I can't say I was particularly bothered about being bald, especially as I knew how important the treatment was to get rid of any cancer left in my body following my mastectomy.
The photo attached to this post was actually the day of my second chemo, and more importantly my beautiful baby girl Lotte's 1st birthday. I was heartbroken I couldn't give her a party (I've made up for it since!). I hate being cold and so I didn't even consider the Cold Cap at all.
Nearing the time I was going to start losing my hair someone close to me at the time shaved my head. I can honestly say this was the most traumatic part of the experience. The enjoyment was apparent and whether the joking and laughing was to lighten the mood or whether it was just plain insensitive, I was left traumatised. I would definitely recommend shaving your head when you know your hair is going to fall out (its a good half way point and makes for less mess if anything else), however make sure it is a sympathetic person that does it whether a relative or your hair dresser. I wish I had gone to a hair dresser.
The next thing I remember when my hair did start to fall out was the 'pain'. Not a great pain as such... but my hair hurt! It was reminiscent of when my hair was tied too tightly as a child and my head would hurt afterwards. I think this only lasted a few days.
When my head was finally bald, I felt cold, really cold (it was December)... I lost the hair all over my body including eyebrows and eyelashes... and nose hair!

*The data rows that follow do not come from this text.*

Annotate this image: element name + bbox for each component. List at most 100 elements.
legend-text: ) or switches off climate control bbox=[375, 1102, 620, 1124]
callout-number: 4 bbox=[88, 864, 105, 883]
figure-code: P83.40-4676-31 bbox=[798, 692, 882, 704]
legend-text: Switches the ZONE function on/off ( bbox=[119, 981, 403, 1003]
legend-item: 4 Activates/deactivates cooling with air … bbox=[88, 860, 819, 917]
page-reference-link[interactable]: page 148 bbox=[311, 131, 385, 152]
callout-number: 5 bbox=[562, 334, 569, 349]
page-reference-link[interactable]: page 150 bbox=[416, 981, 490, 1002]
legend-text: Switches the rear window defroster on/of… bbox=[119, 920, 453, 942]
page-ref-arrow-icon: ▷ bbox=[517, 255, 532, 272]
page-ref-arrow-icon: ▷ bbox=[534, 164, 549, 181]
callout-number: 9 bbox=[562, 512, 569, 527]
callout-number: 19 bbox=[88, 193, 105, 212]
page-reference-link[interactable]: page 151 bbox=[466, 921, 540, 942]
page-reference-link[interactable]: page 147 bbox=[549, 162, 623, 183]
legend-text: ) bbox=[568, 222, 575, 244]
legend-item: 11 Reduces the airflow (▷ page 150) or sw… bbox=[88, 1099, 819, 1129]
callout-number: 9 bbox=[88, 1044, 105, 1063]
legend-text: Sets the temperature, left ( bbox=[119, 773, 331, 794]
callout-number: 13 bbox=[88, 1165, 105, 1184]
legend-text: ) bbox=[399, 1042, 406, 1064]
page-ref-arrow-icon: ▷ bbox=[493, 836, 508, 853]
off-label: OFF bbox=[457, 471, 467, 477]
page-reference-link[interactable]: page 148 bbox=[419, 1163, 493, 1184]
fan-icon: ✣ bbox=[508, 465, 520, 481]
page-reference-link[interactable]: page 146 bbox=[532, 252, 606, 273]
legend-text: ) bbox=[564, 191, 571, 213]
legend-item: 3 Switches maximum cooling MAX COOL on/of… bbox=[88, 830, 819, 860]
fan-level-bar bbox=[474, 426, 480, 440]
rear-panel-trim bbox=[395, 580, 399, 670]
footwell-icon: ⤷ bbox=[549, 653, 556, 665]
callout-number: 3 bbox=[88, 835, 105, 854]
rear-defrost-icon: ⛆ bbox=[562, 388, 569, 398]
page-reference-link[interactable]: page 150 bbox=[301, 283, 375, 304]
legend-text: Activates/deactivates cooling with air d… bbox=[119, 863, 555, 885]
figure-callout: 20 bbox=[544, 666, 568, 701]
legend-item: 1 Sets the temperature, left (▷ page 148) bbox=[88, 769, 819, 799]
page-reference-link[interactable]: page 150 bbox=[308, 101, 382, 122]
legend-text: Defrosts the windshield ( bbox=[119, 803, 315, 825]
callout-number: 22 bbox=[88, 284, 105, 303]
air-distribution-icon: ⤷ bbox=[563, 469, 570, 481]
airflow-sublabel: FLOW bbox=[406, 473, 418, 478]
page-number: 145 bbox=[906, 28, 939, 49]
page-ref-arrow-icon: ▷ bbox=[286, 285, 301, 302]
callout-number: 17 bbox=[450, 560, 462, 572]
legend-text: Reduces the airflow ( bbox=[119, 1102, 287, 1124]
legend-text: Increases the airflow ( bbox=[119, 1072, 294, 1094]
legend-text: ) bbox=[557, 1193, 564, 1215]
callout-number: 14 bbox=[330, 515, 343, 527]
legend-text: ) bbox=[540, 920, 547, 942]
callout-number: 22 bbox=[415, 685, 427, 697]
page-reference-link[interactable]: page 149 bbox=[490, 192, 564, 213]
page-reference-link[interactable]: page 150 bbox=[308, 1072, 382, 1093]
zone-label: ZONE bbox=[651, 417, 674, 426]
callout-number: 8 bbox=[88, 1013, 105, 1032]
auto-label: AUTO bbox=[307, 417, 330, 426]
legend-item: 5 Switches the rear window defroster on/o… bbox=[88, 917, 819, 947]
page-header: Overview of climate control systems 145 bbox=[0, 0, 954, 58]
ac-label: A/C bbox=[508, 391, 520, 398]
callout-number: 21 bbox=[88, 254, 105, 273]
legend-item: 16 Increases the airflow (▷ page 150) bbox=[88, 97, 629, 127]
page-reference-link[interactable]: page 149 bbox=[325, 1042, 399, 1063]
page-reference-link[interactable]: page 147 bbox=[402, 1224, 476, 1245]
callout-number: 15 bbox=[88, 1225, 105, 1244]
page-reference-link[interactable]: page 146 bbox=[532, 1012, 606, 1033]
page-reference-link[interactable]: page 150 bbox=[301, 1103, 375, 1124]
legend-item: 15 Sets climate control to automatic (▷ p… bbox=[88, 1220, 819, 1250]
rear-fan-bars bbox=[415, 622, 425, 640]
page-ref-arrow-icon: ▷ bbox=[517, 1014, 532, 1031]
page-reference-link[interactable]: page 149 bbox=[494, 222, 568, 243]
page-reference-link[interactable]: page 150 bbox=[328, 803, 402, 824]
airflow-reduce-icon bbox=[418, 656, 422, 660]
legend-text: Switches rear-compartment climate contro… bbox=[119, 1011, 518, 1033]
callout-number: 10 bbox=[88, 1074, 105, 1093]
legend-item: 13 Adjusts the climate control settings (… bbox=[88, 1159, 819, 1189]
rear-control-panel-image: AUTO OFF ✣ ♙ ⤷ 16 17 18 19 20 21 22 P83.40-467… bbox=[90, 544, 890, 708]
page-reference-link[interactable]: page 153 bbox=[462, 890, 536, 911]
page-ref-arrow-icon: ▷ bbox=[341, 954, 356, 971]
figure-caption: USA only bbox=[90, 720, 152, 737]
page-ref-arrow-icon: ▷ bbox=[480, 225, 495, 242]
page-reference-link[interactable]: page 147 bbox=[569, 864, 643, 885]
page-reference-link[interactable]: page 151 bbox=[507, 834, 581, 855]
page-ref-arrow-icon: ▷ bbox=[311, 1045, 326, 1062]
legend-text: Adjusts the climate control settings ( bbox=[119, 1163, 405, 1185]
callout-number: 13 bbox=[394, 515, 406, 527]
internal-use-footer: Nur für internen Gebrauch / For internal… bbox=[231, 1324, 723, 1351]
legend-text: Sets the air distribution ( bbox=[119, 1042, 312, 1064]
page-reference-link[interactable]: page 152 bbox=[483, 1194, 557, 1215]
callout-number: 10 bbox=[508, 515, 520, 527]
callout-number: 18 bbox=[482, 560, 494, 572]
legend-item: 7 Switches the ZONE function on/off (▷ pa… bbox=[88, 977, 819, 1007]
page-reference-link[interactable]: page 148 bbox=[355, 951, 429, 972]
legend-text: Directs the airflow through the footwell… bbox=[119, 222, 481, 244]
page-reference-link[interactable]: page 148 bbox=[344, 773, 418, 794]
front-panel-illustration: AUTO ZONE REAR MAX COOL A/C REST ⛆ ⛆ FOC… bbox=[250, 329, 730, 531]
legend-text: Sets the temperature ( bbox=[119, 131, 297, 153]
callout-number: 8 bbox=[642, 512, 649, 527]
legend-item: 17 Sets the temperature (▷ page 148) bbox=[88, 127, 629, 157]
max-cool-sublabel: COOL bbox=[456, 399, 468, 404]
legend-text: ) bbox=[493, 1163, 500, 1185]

My eyes would water as it would appear eyelashes are quite useful when it comes to keeping out dust from the eyes. Loosing your eyebrows totally changes your face and especially mine as I was puffy from all the steroids too.
I hated my wig. I was so uncomfortable and I felt very self-conscious, surprisingly more so than being bald! I only wore my wig at the request of my eldest daughter who struggled with my hair loss at aged 4 and it made her feel I looked more 'normal'. What I realised is that it was important to cover up for my family as I looked quite obviously ill and it was not nice for them to see.
As a younger woman going through Breast Cancer I struggled to find headwear I liked. Everything was fussy and outdated. I found it hard to lift my arms to tie scarves (when I found one big enough!) and just wanted a simple pretty hat... hence the creation of Bold Beanies :)
Towards the end of my treatment my bald scalp quickly covered in fuzzy 'peach fuzz' hair which I didn't find very attractive, but was a comforting sign that it would grow back one day. It only took about 4-5 weeks (about the time I started Radiotherapy for the proper new hair to start growing back. It gre back brown whereas before it was blonder and sadly for me with some grey (!) and curlier than before. I actually quite liked my hair short and kept it like that for a long time... until the girls told me I looked too much like a boy... kids huh lol.